Nigeria: P&ID - Nigeria Begins Bid to Overturn $11bn Judgement Debt

24 January 2023

A lawyer representing Nigeria told the court that P&ID obtained its contract "by telling repeated lies and paying bribes to officials."

Nigeria on Monday argued before a London High Court that the country was a victim of bribery and deception in the controversial Process and Industrial Developments (P&ID) gas deal.

Africa's largest economy this week seeks to overturn the $11 billion debt judgement awarded in favour of the company.

The P&ID controversy dates back to January 2010 when the company signed a gas supply and processing agreement with the Ministry of Petroleum Resources on behalf of the Nigerian government.

Under the terms of the agreement, P&ID was to build and operate an Accelerated Gas Development project to be located at Adiabo in Odukpani Local Government Area of Cross River State. The Nigerian government was to source natural gas from oil mining leases (OMLs) 123 and 67 operated by Addax Petroleum and supply to P&ID to refine into fuel suitable for power generation in the country.

However, P&ID alleged that after signing the agreement, the Nigerian government reneged on its obligation after negotiations were opened with the Cross River State government for allocation of land for the project.

The company said the failure to construct the pipeline system to supply the gas frustrated the construction of the gas project, thereby depriving it of the potential benefits from over 20 years' worth of gas supplies.

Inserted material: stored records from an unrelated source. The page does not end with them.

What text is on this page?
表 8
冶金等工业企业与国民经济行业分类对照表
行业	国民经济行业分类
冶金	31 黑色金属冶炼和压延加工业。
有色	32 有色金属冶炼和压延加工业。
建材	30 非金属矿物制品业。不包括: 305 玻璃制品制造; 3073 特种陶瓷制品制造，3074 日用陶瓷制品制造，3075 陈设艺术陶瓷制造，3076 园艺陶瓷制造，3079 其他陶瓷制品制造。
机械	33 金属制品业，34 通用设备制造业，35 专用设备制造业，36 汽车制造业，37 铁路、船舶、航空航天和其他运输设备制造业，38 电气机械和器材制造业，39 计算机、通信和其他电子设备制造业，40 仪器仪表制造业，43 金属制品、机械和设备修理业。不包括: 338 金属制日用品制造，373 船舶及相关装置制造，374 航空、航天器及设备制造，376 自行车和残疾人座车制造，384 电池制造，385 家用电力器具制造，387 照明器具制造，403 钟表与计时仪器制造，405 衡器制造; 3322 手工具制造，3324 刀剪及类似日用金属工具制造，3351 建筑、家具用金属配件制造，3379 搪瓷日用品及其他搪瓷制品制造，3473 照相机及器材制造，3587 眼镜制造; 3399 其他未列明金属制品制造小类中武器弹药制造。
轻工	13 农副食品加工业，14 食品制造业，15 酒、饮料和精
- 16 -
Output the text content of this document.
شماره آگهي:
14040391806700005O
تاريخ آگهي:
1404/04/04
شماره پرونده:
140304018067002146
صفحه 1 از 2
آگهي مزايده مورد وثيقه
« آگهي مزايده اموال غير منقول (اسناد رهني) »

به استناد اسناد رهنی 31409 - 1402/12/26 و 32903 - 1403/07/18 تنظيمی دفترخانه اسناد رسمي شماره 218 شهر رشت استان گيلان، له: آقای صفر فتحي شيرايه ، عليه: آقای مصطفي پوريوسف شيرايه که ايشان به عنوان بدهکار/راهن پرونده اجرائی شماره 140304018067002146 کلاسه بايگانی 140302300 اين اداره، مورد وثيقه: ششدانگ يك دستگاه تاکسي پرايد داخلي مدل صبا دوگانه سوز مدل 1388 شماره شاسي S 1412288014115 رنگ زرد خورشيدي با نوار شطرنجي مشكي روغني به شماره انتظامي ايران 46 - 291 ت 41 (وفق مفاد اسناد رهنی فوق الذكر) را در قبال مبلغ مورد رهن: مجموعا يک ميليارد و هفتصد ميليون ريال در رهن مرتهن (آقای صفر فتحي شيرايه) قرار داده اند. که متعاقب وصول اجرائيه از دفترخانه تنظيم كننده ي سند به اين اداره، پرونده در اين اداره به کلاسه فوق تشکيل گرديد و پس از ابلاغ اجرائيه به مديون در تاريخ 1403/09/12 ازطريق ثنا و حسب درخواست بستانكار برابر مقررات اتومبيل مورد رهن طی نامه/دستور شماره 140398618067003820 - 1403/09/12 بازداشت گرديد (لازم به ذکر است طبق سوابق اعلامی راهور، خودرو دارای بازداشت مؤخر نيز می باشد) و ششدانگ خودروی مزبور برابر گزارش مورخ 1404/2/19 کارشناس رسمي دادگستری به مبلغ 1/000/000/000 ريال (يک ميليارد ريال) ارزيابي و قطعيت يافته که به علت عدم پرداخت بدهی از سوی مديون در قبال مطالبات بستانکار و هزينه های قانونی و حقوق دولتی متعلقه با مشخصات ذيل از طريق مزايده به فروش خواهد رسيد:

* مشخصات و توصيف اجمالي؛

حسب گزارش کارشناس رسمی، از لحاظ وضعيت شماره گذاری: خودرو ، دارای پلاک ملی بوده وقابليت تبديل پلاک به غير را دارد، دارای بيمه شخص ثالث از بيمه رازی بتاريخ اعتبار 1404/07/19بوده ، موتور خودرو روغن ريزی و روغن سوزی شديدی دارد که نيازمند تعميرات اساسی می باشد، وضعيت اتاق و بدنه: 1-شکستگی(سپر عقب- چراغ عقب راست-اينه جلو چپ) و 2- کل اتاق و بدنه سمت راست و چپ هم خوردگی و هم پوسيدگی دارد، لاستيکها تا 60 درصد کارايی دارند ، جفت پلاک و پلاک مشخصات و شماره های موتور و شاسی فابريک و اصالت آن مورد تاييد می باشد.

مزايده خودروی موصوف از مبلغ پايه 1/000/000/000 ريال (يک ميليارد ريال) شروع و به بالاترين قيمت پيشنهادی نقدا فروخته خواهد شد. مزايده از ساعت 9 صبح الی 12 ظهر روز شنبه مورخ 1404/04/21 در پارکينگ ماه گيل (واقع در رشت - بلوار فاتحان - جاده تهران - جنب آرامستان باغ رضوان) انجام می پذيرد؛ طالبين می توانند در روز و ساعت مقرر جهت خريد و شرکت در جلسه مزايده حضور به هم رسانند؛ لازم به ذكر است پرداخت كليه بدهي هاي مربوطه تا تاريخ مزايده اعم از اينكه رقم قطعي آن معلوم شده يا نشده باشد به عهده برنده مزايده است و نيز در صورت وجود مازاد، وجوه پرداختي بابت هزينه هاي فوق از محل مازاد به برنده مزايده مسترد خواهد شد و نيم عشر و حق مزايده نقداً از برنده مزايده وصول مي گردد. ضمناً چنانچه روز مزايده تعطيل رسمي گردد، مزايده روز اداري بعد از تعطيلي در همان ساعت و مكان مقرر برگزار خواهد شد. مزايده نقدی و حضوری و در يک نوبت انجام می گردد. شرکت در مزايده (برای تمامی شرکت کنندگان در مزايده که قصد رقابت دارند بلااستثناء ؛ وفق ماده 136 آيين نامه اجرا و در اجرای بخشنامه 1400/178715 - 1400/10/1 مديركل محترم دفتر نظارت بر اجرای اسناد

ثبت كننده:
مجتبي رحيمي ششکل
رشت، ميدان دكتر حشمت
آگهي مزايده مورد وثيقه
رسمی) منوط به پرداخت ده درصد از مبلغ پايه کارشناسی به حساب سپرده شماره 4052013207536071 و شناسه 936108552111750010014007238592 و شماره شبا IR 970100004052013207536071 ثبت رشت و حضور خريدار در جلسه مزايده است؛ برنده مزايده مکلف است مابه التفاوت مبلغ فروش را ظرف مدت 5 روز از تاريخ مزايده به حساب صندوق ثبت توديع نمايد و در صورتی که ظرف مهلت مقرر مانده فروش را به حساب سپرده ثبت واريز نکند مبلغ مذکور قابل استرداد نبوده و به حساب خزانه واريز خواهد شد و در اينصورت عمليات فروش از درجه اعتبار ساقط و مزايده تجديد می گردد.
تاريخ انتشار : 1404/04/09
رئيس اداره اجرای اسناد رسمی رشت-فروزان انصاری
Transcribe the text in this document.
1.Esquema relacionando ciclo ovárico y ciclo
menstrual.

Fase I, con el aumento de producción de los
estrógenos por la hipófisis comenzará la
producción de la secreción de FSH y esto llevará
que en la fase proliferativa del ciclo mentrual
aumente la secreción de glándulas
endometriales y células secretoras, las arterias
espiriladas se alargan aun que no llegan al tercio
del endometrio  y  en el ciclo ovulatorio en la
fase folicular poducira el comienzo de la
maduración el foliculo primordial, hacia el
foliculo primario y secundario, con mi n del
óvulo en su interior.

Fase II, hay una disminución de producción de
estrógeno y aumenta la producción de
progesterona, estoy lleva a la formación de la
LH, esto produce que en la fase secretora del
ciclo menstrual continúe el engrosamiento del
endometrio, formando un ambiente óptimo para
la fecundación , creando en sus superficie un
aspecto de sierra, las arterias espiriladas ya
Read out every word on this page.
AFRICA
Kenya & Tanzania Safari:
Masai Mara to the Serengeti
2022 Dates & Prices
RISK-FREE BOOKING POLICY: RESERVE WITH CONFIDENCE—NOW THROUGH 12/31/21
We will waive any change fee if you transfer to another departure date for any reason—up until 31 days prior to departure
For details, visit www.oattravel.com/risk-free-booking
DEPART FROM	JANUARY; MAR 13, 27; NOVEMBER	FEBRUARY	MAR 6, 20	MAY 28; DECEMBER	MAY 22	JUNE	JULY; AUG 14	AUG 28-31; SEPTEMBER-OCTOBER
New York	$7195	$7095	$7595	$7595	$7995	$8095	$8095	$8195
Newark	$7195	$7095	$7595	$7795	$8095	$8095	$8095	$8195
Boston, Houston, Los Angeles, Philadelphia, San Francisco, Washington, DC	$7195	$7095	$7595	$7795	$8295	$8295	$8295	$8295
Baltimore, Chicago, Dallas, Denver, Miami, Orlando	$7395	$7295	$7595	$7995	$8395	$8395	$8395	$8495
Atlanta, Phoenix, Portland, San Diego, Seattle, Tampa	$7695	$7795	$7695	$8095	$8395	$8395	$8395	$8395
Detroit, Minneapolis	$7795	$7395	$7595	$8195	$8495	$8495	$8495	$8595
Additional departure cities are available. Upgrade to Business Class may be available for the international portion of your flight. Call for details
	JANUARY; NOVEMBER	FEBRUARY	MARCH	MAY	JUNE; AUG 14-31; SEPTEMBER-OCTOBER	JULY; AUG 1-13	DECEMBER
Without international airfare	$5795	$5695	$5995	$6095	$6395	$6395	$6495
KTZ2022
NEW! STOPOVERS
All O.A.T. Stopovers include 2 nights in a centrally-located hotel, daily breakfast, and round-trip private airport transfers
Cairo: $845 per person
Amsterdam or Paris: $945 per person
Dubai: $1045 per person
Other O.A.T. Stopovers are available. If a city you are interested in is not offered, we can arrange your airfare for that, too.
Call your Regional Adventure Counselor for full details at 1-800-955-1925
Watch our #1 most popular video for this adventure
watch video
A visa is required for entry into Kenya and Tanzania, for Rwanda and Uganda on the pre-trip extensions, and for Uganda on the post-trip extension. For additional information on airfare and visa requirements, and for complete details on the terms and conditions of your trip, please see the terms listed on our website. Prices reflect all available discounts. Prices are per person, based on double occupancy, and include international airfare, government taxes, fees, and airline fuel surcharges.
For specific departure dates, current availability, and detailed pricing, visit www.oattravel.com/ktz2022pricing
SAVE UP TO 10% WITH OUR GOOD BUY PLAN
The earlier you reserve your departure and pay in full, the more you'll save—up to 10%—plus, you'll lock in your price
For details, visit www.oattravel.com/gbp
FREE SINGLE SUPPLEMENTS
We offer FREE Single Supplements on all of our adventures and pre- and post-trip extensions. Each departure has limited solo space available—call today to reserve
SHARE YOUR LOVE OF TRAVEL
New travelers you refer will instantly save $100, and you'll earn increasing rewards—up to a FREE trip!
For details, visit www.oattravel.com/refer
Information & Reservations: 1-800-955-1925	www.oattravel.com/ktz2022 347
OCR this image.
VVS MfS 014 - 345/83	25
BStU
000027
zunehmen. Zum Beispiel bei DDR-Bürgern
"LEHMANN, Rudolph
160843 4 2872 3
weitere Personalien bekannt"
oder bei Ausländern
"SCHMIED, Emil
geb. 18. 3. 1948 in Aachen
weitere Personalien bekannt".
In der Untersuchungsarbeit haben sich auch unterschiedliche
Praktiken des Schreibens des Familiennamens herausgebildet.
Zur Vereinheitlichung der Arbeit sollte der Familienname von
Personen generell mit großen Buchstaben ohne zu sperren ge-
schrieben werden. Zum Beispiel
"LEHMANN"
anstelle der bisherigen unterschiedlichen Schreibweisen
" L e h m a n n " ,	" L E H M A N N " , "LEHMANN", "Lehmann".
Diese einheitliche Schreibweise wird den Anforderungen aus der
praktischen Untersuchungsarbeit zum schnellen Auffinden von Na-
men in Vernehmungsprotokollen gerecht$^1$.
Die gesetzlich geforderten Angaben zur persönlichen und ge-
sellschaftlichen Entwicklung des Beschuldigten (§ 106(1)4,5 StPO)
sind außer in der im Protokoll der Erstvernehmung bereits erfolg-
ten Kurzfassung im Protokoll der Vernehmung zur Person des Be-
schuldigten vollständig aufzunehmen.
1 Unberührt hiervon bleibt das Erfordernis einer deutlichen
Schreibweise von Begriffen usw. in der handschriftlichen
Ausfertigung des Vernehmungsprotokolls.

It added that attempts to settle out-of-court with the Nigerian government failed.

Background

In August 2012, P&ID served the Nigerian government a Request for Arbitration but Nigeria argued before the tribunal that "the failure of P&ID to acquire the site and build Gas Processing Facilities was a fundamental breach and that no gas could be delivered until this has been done."

The tribunal ruled that Nigeria's obligations under Article 6B were not conditional upon P&ID having constructed the gas processing facilities.

In the tribunal's eventual verdict, the damage suffered by P&ID was the loss of net income the company would have received if the government kept its side of the contract. Two members of the three-man tribunal, Lord Hoffmann and Anthony Evans, held that P&ID's expenditure and income should have been about $6.597 billion if the GSPA was duly performed by the government.

Both officials said the award should be paid together with interest at the rate of 7 per cent from March 20, 2013.

The other member, who is Nigeria's former Attorney-General and Minister of Justice, Bayo Ojo, in his minority ruling, said although P&ID was entitled to compensation for the breach, its damages could not have been more than three years from the date of the alleged breach. Apart from being a new company incorporated in 2006, Mr Ojo noted the project could not have started yielding benefits earlier than 2015.

In September 2020, the Nigerian government secured a judgement of a British court to suspend the unfavourable ruling over the scandal. A commercial court in the United Kingdom granted Nigeria's appeal for a stay of execution of the award of $8.9 billion (about N3.2 trillion) in favour of P&ID.

The interest has now grown to just over $11 billion, or around 30 per cent of Nigeria's foreign exchange reserves, according to Reuters.

Trial

On Monday, at the start of an eight-week trial in London's high court, Mark Howard, a lawyer representing Nigeria, told the court that P&ID obtained its contract "by telling repeated lies and paying bribes to officials."

As a result, the lawyer claimed that P&ID "corrupted" Nigeria's lawyers to obtain confidential documents during the arbitration," Reuters reported.

Mr Howard noted in court documents that P&ID paid bribes and relied on false evidence "to dupe (Nigeria), the tribunal and this court into giving P&ID an extraordinary amount of money on the back of a campaign of bribery, corruption and deception".

The company, however, said the gas processing agreement was "a genuine contract which P&ID genuinely wanted to perform".

In court documents, P&ID lawyer, David Wolfson, said Nigeria's loss in the arbitration "had nothing to do with any corruption".

Mr Wolfson will make opening arguments on behalf of P&ID on Tuesday.